そして、エレンの露わになった上半身を見て
ハロルドは固まった。
タオルを持って戻ってきたリタもまた…その場で立ちすくんでしまった。




「早くっ…服を着てください!」

リタがエレンへと駆け寄り
服とタオルをエレンへと強引に押し付けた。

リタの顔は…苦悶の表情で
目に涙すら溜めている。
その顔をエレンは心配そうに覗き込んだ。


「…すいません、俺…すぐ着ますから。」


「待て。

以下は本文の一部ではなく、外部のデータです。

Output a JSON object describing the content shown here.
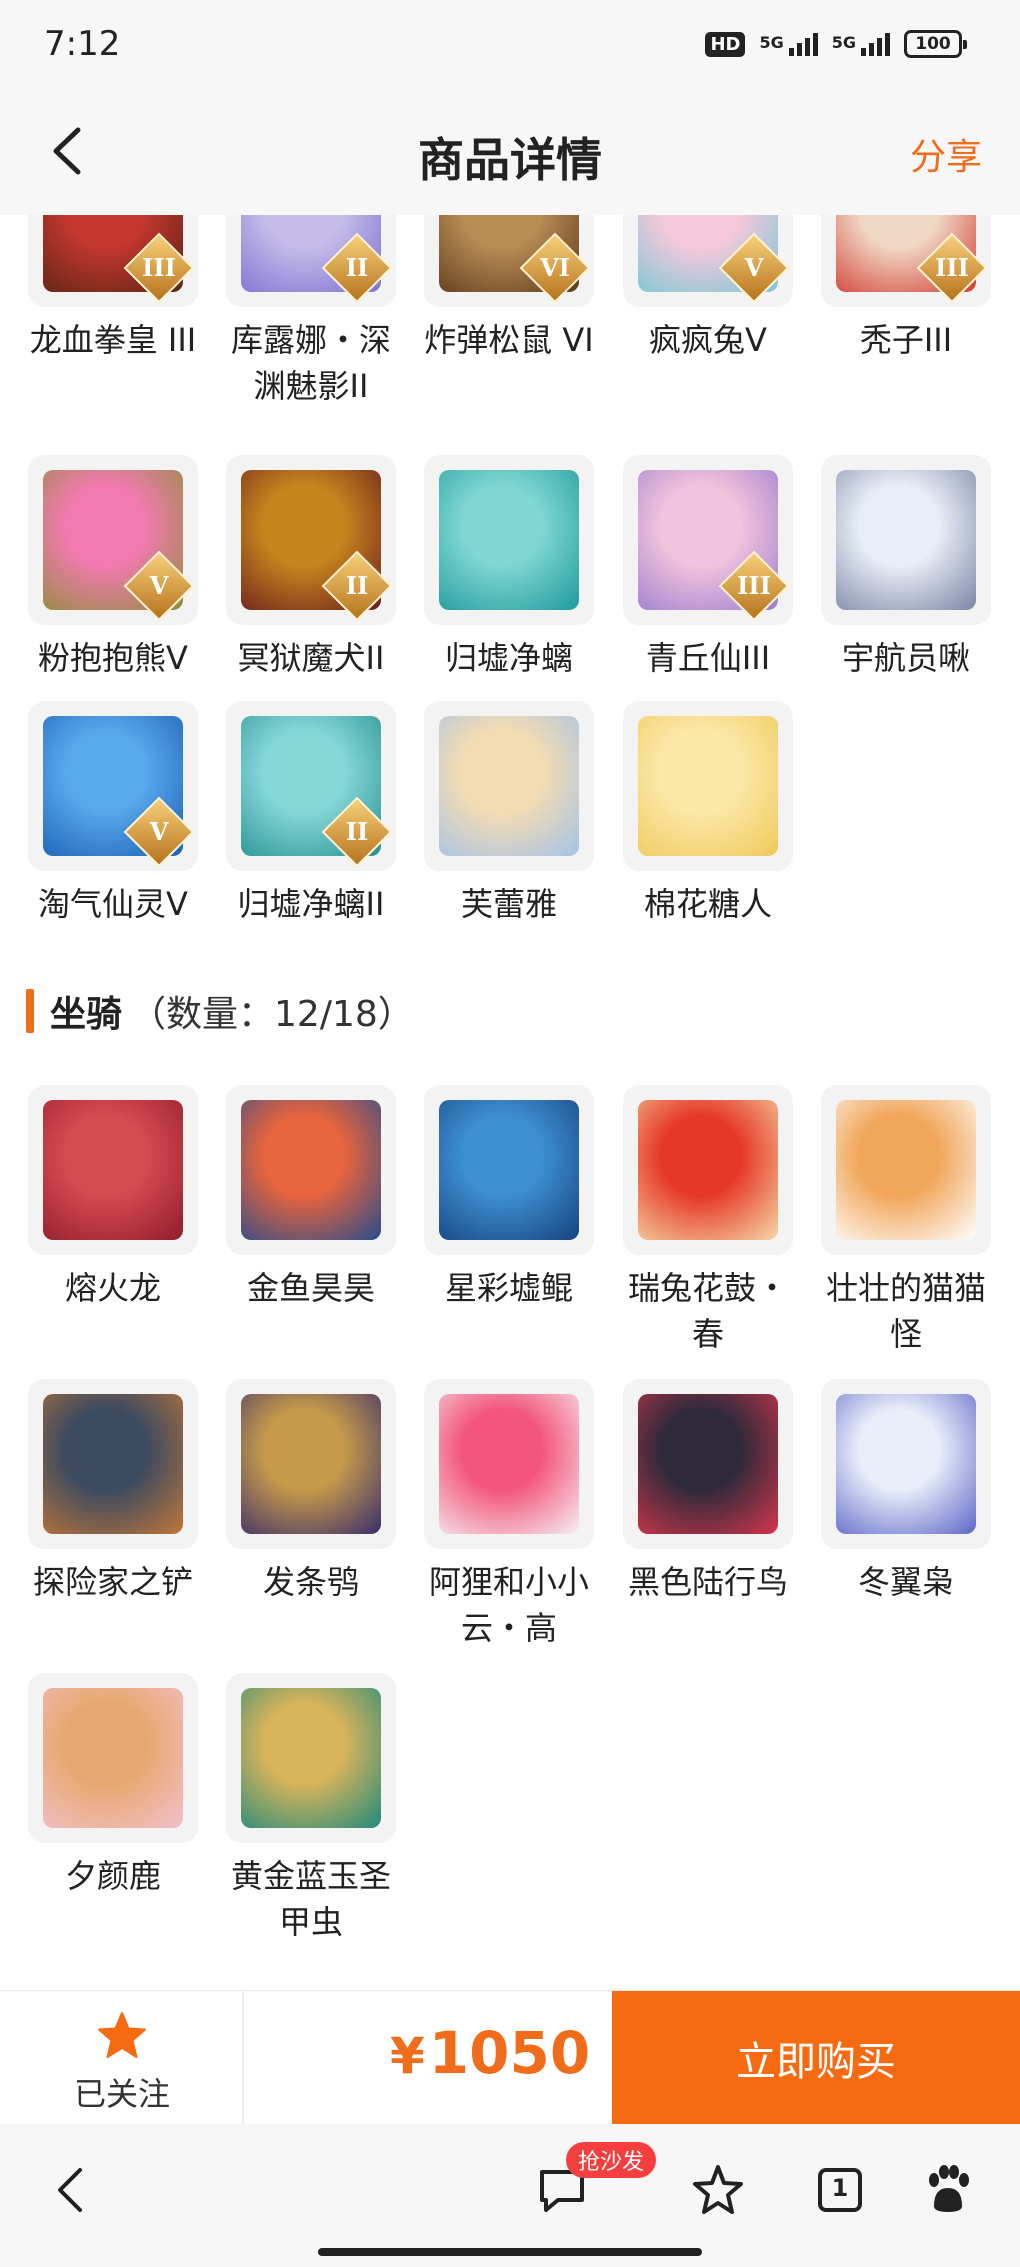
{
  "status_bar": {
    "time": "7:12",
    "hd_label": "HD",
    "network1": "5G",
    "network2": "5G",
    "battery": "100"
  },
  "nav": {
    "title": "商品详情",
    "share_label": "分享"
  },
  "skins": [
    {
      "name": "龙血拳皇 III",
      "level": "III",
      "colors": [
        "#c3372f",
        "#5a2414"
      ]
    },
    {
      "name": "库露娜・深渊魅影II",
      "level": "II",
      "colors": [
        "#c5bce8",
        "#7c6ed1"
      ]
    },
    {
      "name": "炸弹松鼠 VI",
      "level": "VI",
      "colors": [
        "#b98c55",
        "#5b3a1c"
      ]
    },
    {
      "name": "疯疯兔V",
      "level": "V",
      "colors": [
        "#f4c8d9",
        "#77c7d8"
      ]
    },
    {
      "name": "秃子III",
      "level": "III",
      "colors": [
        "#f0d7c4",
        "#d23a31"
      ]
    },
    {
      "name": "粉抱抱熊Ⅴ",
      "level": "V",
      "colors": [
        "#f27ab0",
        "#8f8e3a"
      ]
    },
    {
      "name": "冥狱魔犬II",
      "level": "II",
      "colors": [
        "#c7851e",
        "#6a1b1c"
      ]
    },
    {
      "name": "归墟净螭",
      "level": "",
      "colors": [
        "#7fd6d2",
        "#1e9a9c"
      ]
    },
    {
      "name": "青丘仙III",
      "level": "III",
      "colors": [
        "#f1c3dc",
        "#9b7ccf"
      ]
    },
    {
      "name": "宇航员啾",
      "level": "",
      "colors": [
        "#e9edf5",
        "#7b86a6"
      ]
    },
    {
      "name": "淘气仙灵V",
      "level": "V",
      "colors": [
        "#58a8ec",
        "#1a5fb3"
      ]
    },
    {
      "name": "归墟净螭II",
      "level": "II",
      "colors": [
        "#86d8d8",
        "#268f92"
      ]
    },
    {
      "name": "芙蕾雅",
      "level": "",
      "colors": [
        "#f4dcb2",
        "#a4c2e8"
      ]
    },
    {
      "name": "棉花糖人",
      "level": "",
      "colors": [
        "#fbe8a8",
        "#efc95a"
      ]
    }
  ],
  "mounts_section": {
    "title": "坐骑",
    "count": "（数量：12/18）"
  },
  "mounts": [
    {
      "name": "熔火龙",
      "colors": [
        "#d84a52",
        "#8f1d2c"
      ]
    },
    {
      "name": "金鱼昊昊",
      "colors": [
        "#e8643c",
        "#274c8c"
      ]
    },
    {
      "name": "星彩墟鲲",
      "colors": [
        "#3d8fd0",
        "#16427f"
      ]
    },
    {
      "name": "瑞兔花鼓・春",
      "colors": [
        "#e53828",
        "#f6d9a8"
      ]
    },
    {
      "name": "壮壮的猫猫怪",
      "colors": [
        "#f1a65a",
        "#ffffff"
      ]
    },
    {
      "name": "探险家之铲",
      "colors": [
        "#3b4a5f",
        "#c0763a"
      ]
    },
    {
      "name": "发条鸮",
      "colors": [
        "#c69a4a",
        "#3a2d6b"
      ]
    },
    {
      "name": "阿狸和小小云・高",
      "colors": [
        "#f3567a",
        "#f5f0f5"
      ]
    },
    {
      "name": "黑色陆行鸟",
      "colors": [
        "#2e2a3a",
        "#d6364c"
      ]
    },
    {
      "name": "冬翼枭",
      "colors": [
        "#e9eef9",
        "#5b66c8"
      ]
    },
    {
      "name": "夕颜鹿",
      "colors": [
        "#e6a870",
        "#f2c0c9"
      ]
    },
    {
      "name": "黄金蓝玉圣甲虫",
      "colors": [
        "#d8b45a",
        "#1f8a7c"
      ]
    }
  ],
  "purchase": {
    "follow_label": "已关注",
    "currency": "¥",
    "price": "1050",
    "buy_label": "立即购买"
  },
  "browser": {
    "badge_label": "抢沙发",
    "tab_count": "1"
  },
  "accent_color": "#ef6c1a"
}
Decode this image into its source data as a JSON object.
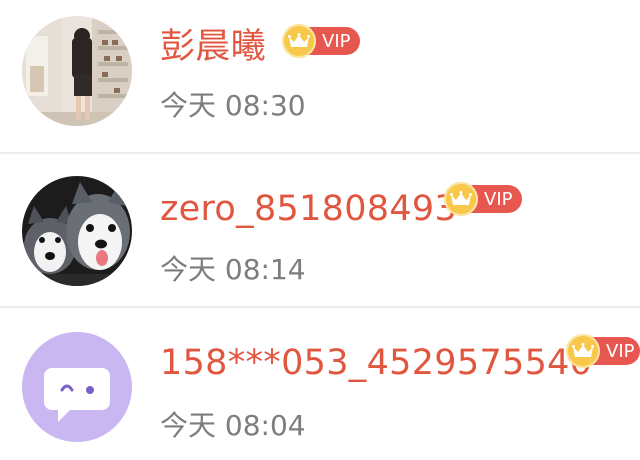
{
  "contacts": [
    {
      "name": "彭晨曦",
      "time": "今天 08:30",
      "vip_label": "VIP",
      "avatar": "photo-avatar-woman-in-store"
    },
    {
      "name": "zero_851808493",
      "time": "今天 08:14",
      "vip_label": "VIP",
      "avatar": "photo-avatar-husky-dogs"
    },
    {
      "name": "158***053_4529575540",
      "time": "今天 08:04",
      "vip_label": "VIP",
      "avatar": "default-avatar-chat-bubble"
    }
  ],
  "colors": {
    "name": "#e0563f",
    "time": "#7d7d7d",
    "vip_tag": "#e6584f",
    "crown": "#f7c84a",
    "default_avatar_bg": "#c9b7f2"
  }
}
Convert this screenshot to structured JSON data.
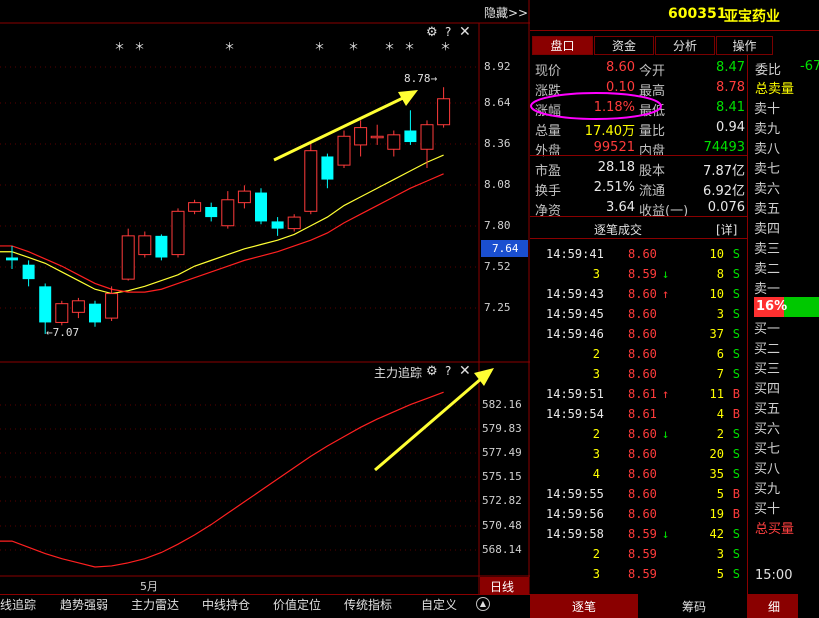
{
  "header": {
    "hide_label": "隐藏>>",
    "stock_code": "600351",
    "stock_name": "亚宝药业"
  },
  "tabs": [
    {
      "label": "盘口",
      "active": true
    },
    {
      "label": "资金",
      "active": false
    },
    {
      "label": "分析",
      "active": false
    },
    {
      "label": "操作",
      "active": false
    }
  ],
  "quote": {
    "rows": [
      {
        "l1": "现价",
        "v1": "8.60",
        "c1": "red",
        "l2": "今开",
        "v2": "8.47",
        "c2": "grn"
      },
      {
        "l1": "涨跌",
        "v1": "0.10",
        "c1": "red",
        "l2": "最高",
        "v2": "8.78",
        "c2": "red"
      },
      {
        "l1": "涨幅",
        "v1": "1.18%",
        "c1": "red",
        "l2": "最低",
        "v2": "8.41",
        "c2": "grn"
      },
      {
        "l1": "总量",
        "v1": "17.40万",
        "c1": "yel",
        "l2": "量比",
        "v2": "0.94",
        "c2": "wht"
      },
      {
        "l1": "外盘",
        "v1": "99521",
        "c1": "red",
        "l2": "内盘",
        "v2": "74493",
        "c2": "grn"
      },
      {
        "l1": "市盈",
        "v1": "28.18",
        "c1": "wht",
        "l2": "股本",
        "v2": "7.87亿",
        "c2": "wht"
      },
      {
        "l1": "换手",
        "v1": "2.51%",
        "c1": "wht",
        "l2": "流通",
        "v2": "6.92亿",
        "c2": "wht"
      },
      {
        "l1": "净资",
        "v1": "3.64",
        "c1": "wht",
        "l2": "收益(一)",
        "v2": "0.076",
        "c2": "wht"
      }
    ]
  },
  "ticks": {
    "title": "逐笔成交",
    "detail_label": "[详]",
    "rows": [
      {
        "time": "14:59:41",
        "vol0": "",
        "price": "8.60",
        "pc": "red",
        "arrow": "",
        "vol": "10",
        "side": "S"
      },
      {
        "time": "",
        "vol0": "3",
        "price": "8.59",
        "pc": "red",
        "arrow": "↓",
        "vol": "8",
        "side": "S"
      },
      {
        "time": "14:59:43",
        "vol0": "",
        "price": "8.60",
        "pc": "red",
        "arrow": "↑",
        "vol": "10",
        "side": "S"
      },
      {
        "time": "14:59:45",
        "vol0": "",
        "price": "8.60",
        "pc": "red",
        "arrow": "",
        "vol": "3",
        "side": "S"
      },
      {
        "time": "14:59:46",
        "vol0": "",
        "price": "8.60",
        "pc": "red",
        "arrow": "",
        "vol": "37",
        "side": "S"
      },
      {
        "time": "",
        "vol0": "2",
        "price": "8.60",
        "pc": "red",
        "arrow": "",
        "vol": "6",
        "side": "S"
      },
      {
        "time": "",
        "vol0": "3",
        "price": "8.60",
        "pc": "red",
        "arrow": "",
        "vol": "7",
        "side": "S"
      },
      {
        "time": "14:59:51",
        "vol0": "",
        "price": "8.61",
        "pc": "red",
        "arrow": "↑",
        "vol": "11",
        "side": "B"
      },
      {
        "time": "14:59:54",
        "vol0": "",
        "price": "8.61",
        "pc": "red",
        "arrow": "",
        "vol": "4",
        "side": "B"
      },
      {
        "time": "",
        "vol0": "2",
        "price": "8.60",
        "pc": "red",
        "arrow": "↓",
        "vol": "2",
        "side": "S"
      },
      {
        "time": "",
        "vol0": "3",
        "price": "8.60",
        "pc": "red",
        "arrow": "",
        "vol": "20",
        "side": "S"
      },
      {
        "time": "",
        "vol0": "4",
        "price": "8.60",
        "pc": "red",
        "arrow": "",
        "vol": "35",
        "side": "S"
      },
      {
        "time": "14:59:55",
        "vol0": "",
        "price": "8.60",
        "pc": "red",
        "arrow": "",
        "vol": "5",
        "side": "B"
      },
      {
        "time": "14:59:56",
        "vol0": "",
        "price": "8.60",
        "pc": "red",
        "arrow": "",
        "vol": "19",
        "side": "B"
      },
      {
        "time": "14:59:58",
        "vol0": "",
        "price": "8.59",
        "pc": "red",
        "arrow": "↓",
        "vol": "42",
        "side": "S"
      },
      {
        "time": "",
        "vol0": "2",
        "price": "8.59",
        "pc": "red",
        "arrow": "",
        "vol": "3",
        "side": "S"
      },
      {
        "time": "",
        "vol0": "3",
        "price": "8.59",
        "pc": "red",
        "arrow": "",
        "vol": "5",
        "side": "S"
      }
    ]
  },
  "book": {
    "weibi_label": "委比",
    "weibi_value": "-67",
    "sell_total": "总卖量",
    "sells": [
      "卖十",
      "卖九",
      "卖八",
      "卖七",
      "卖六",
      "卖五",
      "卖四",
      "卖三",
      "卖二",
      "卖一"
    ],
    "mid_value": "16%",
    "buys": [
      "买一",
      "买二",
      "买三",
      "买四",
      "买五",
      "买六",
      "买七",
      "买八",
      "买九",
      "买十"
    ],
    "buy_total": "总买量",
    "time": "15:00"
  },
  "kline": {
    "price_axis": [
      "8.92",
      "8.64",
      "8.36",
      "8.08",
      "7.80",
      "7.52",
      "7.25"
    ],
    "current_price": "7.64",
    "high_annotation": "8.78",
    "low_annotation": "7.07",
    "candles": [
      {
        "o": 7.6,
        "c": 7.58,
        "h": 7.68,
        "l": 7.52
      },
      {
        "o": 7.55,
        "c": 7.45,
        "h": 7.58,
        "l": 7.4
      },
      {
        "o": 7.4,
        "c": 7.15,
        "h": 7.42,
        "l": 7.07
      },
      {
        "o": 7.15,
        "c": 7.28,
        "h": 7.3,
        "l": 7.13
      },
      {
        "o": 7.22,
        "c": 7.3,
        "h": 7.32,
        "l": 7.18
      },
      {
        "o": 7.28,
        "c": 7.15,
        "h": 7.3,
        "l": 7.12
      },
      {
        "o": 7.18,
        "c": 7.35,
        "h": 7.4,
        "l": 7.16
      },
      {
        "o": 7.45,
        "c": 7.75,
        "h": 7.8,
        "l": 7.44
      },
      {
        "o": 7.62,
        "c": 7.75,
        "h": 7.78,
        "l": 7.6
      },
      {
        "o": 7.75,
        "c": 7.6,
        "h": 7.76,
        "l": 7.58
      },
      {
        "o": 7.62,
        "c": 7.92,
        "h": 7.94,
        "l": 7.6
      },
      {
        "o": 7.92,
        "c": 7.98,
        "h": 8.0,
        "l": 7.9
      },
      {
        "o": 7.95,
        "c": 7.88,
        "h": 7.98,
        "l": 7.85
      },
      {
        "o": 7.82,
        "c": 8.0,
        "h": 8.06,
        "l": 7.8
      },
      {
        "o": 7.98,
        "c": 8.06,
        "h": 8.1,
        "l": 7.94
      },
      {
        "o": 8.05,
        "c": 7.85,
        "h": 8.08,
        "l": 7.83
      },
      {
        "o": 7.85,
        "c": 7.8,
        "h": 7.88,
        "l": 7.75
      },
      {
        "o": 7.8,
        "c": 7.88,
        "h": 7.9,
        "l": 7.78
      },
      {
        "o": 7.92,
        "c": 8.34,
        "h": 8.4,
        "l": 7.9
      },
      {
        "o": 8.3,
        "c": 8.14,
        "h": 8.32,
        "l": 8.08
      },
      {
        "o": 8.24,
        "c": 8.44,
        "h": 8.48,
        "l": 8.22
      },
      {
        "o": 8.38,
        "c": 8.5,
        "h": 8.55,
        "l": 8.3
      },
      {
        "o": 8.44,
        "c": 8.44,
        "h": 8.52,
        "l": 8.38
      },
      {
        "o": 8.35,
        "c": 8.45,
        "h": 8.48,
        "l": 8.3
      },
      {
        "o": 8.48,
        "c": 8.4,
        "h": 8.62,
        "l": 8.38
      },
      {
        "o": 8.35,
        "c": 8.52,
        "h": 8.55,
        "l": 8.22
      },
      {
        "o": 8.52,
        "c": 8.7,
        "h": 8.78,
        "l": 8.5
      }
    ],
    "ma_yellow": [
      7.64,
      7.6,
      7.56,
      7.5,
      7.44,
      7.38,
      7.35,
      7.37,
      7.4,
      7.44,
      7.48,
      7.54,
      7.58,
      7.62,
      7.66,
      7.69,
      7.72,
      7.76,
      7.82,
      7.88,
      7.96,
      8.02,
      8.08,
      8.14,
      8.2,
      8.26,
      8.31
    ],
    "ma_red": [
      7.68,
      7.64,
      7.59,
      7.54,
      7.48,
      7.42,
      7.38,
      7.36,
      7.36,
      7.38,
      7.42,
      7.46,
      7.5,
      7.54,
      7.58,
      7.61,
      7.64,
      7.68,
      7.72,
      7.77,
      7.84,
      7.9,
      7.96,
      8.02,
      8.08,
      8.13,
      8.18
    ]
  },
  "indicator": {
    "title": "主力追踪",
    "axis": [
      "582.16",
      "579.83",
      "577.49",
      "575.15",
      "572.82",
      "570.48",
      "568.14"
    ],
    "values": [
      569.0,
      568.4,
      567.8,
      567.3,
      566.9,
      566.5,
      566.6,
      566.9,
      567.3,
      567.9,
      568.7,
      569.6,
      570.6,
      571.7,
      572.8,
      573.9,
      575.0,
      576.1,
      577.2,
      578.2,
      579.1,
      580.0,
      580.8,
      581.5,
      582.2,
      582.8,
      583.4
    ]
  },
  "x_axis": {
    "month_label": "5月"
  },
  "bottom_tabs": [
    "线追踪",
    "趋势强弱",
    "主力雷达",
    "中线持仓",
    "价值定位",
    "传统指标",
    "自定义"
  ],
  "right_bottom": {
    "daily_label": "日线",
    "tab1": "逐笔",
    "tab2": "筹码",
    "tab3": "细"
  },
  "icons": {
    "gear": "gear-icon",
    "help": "help-icon",
    "close": "close-icon"
  },
  "colors": {
    "up": "#ff3b3b",
    "down": "#00ffff",
    "ma1": "#ffff33",
    "ma2": "#ff2020",
    "indicator": "#ff2020",
    "accent": "#8a0000"
  }
}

」

そんなエレンをハロルドは静止する。

エレンへと徐々に近付き
その上半身を見つめた。


「この胸の…痕は何だ?」

皮膚が擦り切れ硬化した…自分のものと同じ痕。





「えっ?これは…立体機動装置のベルトの痕です。
全身を使って体重移動するから…こうやって
皮膚が擦り切れて硬くなるんですよ。


兵長なんて…もう何年もしてるから
凄かったですよ?
俺なんてまだまだ…」

エレンがそうにハロルドに伝えると
ハロルドは少しだけ笑った。


「そうか…立体機動か…」

ふとジャンは思った。
もしかすると…この人にもあるんじゃないか…
それが見れたら…リヴァイだという証明が出来ると。


「ハロルドさん…身に覚えが?」


しかし、ハロルドは
「いや…」と否定した。


なぜなのだろう。
明らかに動揺の色を見せ、
立体機動装置のベルト痕だと解ると
少し頬を緩めたというのに…否定するなんて。


エレンが服を着終わると
ハロルドはまたキッチンへと消えていく。